GlycoMimetics Awarded NIH Grant to Study Drug Candidate in Diabetes
News Aug 18, 2009
GlycoMimetics, Inc. has announced it has been awarded a grant from The National Heart, Lung, and Blood Institute (NHLBI) of The National Institutes of Health (NIH) to evaluate its E-selectin small molecule antagonists in animal models of vascular complications of diabetes.
The grant is based upon substantial data in the scientific literature suggesting an important role for E-selectin in the chronic inflammation associated with diabetes. The company has developed a family of potent small molecule E-selectin antagonists which it is currently optimizing for oral availability.
“We are excited about the potential for our E-selectin antagonists to treat or prevent vascular complications of diabetes, and we believe GlycoMimetics’ family of small molecule therapeutics could represent a breakthrough in this field,” said John Magnani, Ph.D., GlycoMimetics’ Vice President and Chief Scientific Officer. “It is gratifying to have this important research recognized by the NIH.”

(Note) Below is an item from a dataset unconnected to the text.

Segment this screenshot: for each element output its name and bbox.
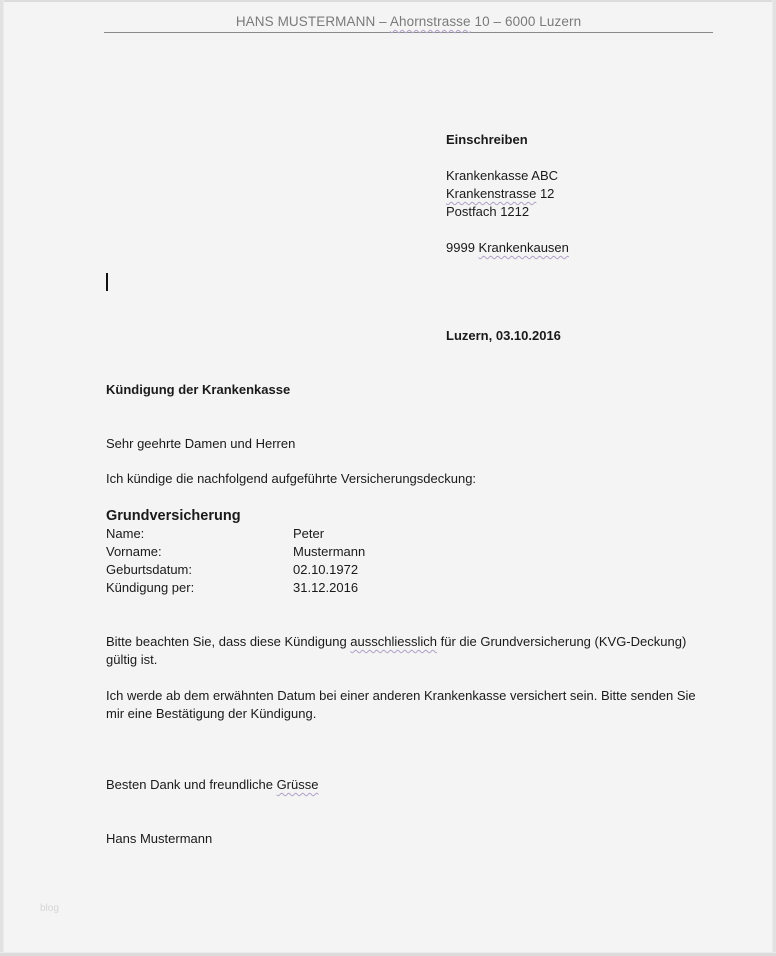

Elevated levels of E-selectin have been shown to correlate with increased risk of complications related to poor microvascular blood flow, such as diabetic retinopathy and nephropathy. GlycoMimetics has discovered a class of potent E-selectin inhibitors, one of which, in earlier tests, was shown to improve blood flow by inhibiting leukocyte rolling and adhesion in diabetic mice.
The company believes that E-selectin antagonists could also be beneficial in treating certain inflammatory skin conditions where E-selectin plays an important role.